Findings from Poland’s health ministry and academic researchers indicate that people fully vaccinated against COVID-19 have a very low chance of infection and have constituted less than 2% of all coronavirus deaths in Poland this summer.

From the start of June to 13 July, only 26 people who died of COVID-19 had received a full course of vaccinations, according to health ministry data provided to the Polish Press Agency (PAP). That was 1.8% of the 1,428 deaths recorded during that period (at the start of which 20% of the population were fully vaccinated, reaching 40% by the end).

“These results should be read with great optimism”, Lucjan Wyrwicz of the National Institute of Oncology told PAP. Given that among the 26 deaths of fully vaccinated people, 21 were people aged over 70, Wyrwicz suggested that many “may be immunocompromised patients” upon whom “the vaccine may not have the full protective effect”.

Unvaccinated people make up 99% of Covid deaths in Poland since January

A separate study, published this month in the journal Vaccines, showed that among 7,500 people hospitalised with COVID-19 at four hospitals in Poland between 27 December and 31 May, just 11 (0.15%) were fully vaccinated. During that period, Poland went from having 0% to 18.5% of its population fully vaccinated

The results indicate “the high efficacy of vaccines in preventing severe disease”, note the authors. Last week, the health ministry also announced that, among fully vaccinated people in Poland, only 0.61% have subsequently contracted coronavirus.

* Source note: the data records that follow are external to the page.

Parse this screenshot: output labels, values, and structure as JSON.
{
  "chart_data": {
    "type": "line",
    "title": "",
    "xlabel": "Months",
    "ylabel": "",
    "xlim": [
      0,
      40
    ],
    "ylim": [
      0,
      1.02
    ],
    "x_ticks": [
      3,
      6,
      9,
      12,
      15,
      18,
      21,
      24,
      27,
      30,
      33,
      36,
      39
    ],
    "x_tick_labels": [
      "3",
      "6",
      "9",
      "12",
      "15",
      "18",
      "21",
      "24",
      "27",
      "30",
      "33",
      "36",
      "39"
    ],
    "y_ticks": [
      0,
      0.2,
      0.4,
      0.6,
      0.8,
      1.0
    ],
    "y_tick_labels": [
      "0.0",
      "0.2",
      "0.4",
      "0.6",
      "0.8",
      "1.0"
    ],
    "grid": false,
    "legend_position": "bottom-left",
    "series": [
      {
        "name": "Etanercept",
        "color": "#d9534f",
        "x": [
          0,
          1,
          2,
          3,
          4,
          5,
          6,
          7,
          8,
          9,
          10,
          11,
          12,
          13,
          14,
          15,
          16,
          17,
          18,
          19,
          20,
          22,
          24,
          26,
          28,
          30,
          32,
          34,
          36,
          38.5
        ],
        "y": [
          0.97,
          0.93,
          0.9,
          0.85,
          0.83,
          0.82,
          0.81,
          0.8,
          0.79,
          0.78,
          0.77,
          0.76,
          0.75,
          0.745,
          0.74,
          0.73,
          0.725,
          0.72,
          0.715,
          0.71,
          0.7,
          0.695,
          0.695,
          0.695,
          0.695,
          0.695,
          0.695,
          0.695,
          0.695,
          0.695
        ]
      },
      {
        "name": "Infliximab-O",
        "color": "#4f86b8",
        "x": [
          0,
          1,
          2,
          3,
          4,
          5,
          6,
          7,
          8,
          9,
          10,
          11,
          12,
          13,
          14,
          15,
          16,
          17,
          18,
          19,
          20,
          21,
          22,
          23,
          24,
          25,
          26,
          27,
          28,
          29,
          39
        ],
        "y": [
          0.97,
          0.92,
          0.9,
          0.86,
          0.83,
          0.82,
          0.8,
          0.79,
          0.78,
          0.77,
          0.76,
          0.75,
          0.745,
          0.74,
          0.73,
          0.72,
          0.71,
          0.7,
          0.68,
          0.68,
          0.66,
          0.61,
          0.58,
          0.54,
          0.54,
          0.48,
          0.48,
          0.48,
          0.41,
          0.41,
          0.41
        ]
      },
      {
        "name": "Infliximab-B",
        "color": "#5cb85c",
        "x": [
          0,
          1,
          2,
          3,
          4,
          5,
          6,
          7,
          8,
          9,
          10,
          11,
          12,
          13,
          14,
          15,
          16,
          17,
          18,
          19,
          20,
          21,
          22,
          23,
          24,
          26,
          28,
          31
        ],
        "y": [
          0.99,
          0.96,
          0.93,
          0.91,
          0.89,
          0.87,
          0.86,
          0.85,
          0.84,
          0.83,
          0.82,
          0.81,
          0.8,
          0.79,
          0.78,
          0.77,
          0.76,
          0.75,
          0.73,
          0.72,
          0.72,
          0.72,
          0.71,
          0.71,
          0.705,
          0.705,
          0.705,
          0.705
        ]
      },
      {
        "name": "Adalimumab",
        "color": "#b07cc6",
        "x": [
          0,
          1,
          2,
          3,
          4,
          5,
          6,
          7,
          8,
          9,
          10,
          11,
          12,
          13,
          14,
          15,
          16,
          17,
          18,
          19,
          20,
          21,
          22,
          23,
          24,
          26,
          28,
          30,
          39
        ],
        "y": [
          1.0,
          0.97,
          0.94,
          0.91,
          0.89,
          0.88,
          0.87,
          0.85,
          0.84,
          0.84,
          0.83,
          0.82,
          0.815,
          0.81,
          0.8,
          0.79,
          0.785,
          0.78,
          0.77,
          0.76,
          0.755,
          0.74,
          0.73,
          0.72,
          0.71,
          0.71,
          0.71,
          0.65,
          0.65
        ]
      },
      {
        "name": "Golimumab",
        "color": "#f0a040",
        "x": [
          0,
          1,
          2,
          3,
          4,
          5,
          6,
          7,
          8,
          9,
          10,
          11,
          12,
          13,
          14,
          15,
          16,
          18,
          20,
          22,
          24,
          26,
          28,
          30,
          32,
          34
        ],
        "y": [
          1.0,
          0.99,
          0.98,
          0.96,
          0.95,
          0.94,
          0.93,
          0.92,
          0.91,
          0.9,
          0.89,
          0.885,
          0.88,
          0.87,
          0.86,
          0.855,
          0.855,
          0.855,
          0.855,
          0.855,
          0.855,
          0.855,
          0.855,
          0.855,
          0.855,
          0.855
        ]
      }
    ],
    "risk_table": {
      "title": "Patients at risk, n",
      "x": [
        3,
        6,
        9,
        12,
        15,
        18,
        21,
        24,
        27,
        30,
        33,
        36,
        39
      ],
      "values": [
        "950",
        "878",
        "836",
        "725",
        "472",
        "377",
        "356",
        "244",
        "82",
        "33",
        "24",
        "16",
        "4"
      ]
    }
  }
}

Yesterday, the health minister, Adam Niedzielski, noted that people aged under 39 – the age group with the lowest rate of vaccination – now constitute the majority (57.2%) of infections. Those aged over 60 make up just 14.5%.

While infections in Poland have fallen rapidly since their all-time peak at the turn of March and April, and are now among the lowest in Europe, Niedzielski warned that things may soon take a turn for the worse.

The virus’s reproduction (R) number in Poland has passed 1, meaning that “in the coming weeks we will observe increases” in infections, wrote the minister. But he said that the strength of the next wave will depend on how many people are vaccinated.

Although Poland’s vaccine rollout initially proceeded at roughly the same pace as the European Union average, since mid-June it has fallen well behind, with the government noting a “very disturbing” decline in registrations.

The authorities have tried various ways to encourage people to get the jab, including launching a lottery for fully vaccinated people with a one million zloty (€222,000) top prize. But last week the government confirmed it would have to sell tens of millions of unused doses to other countries.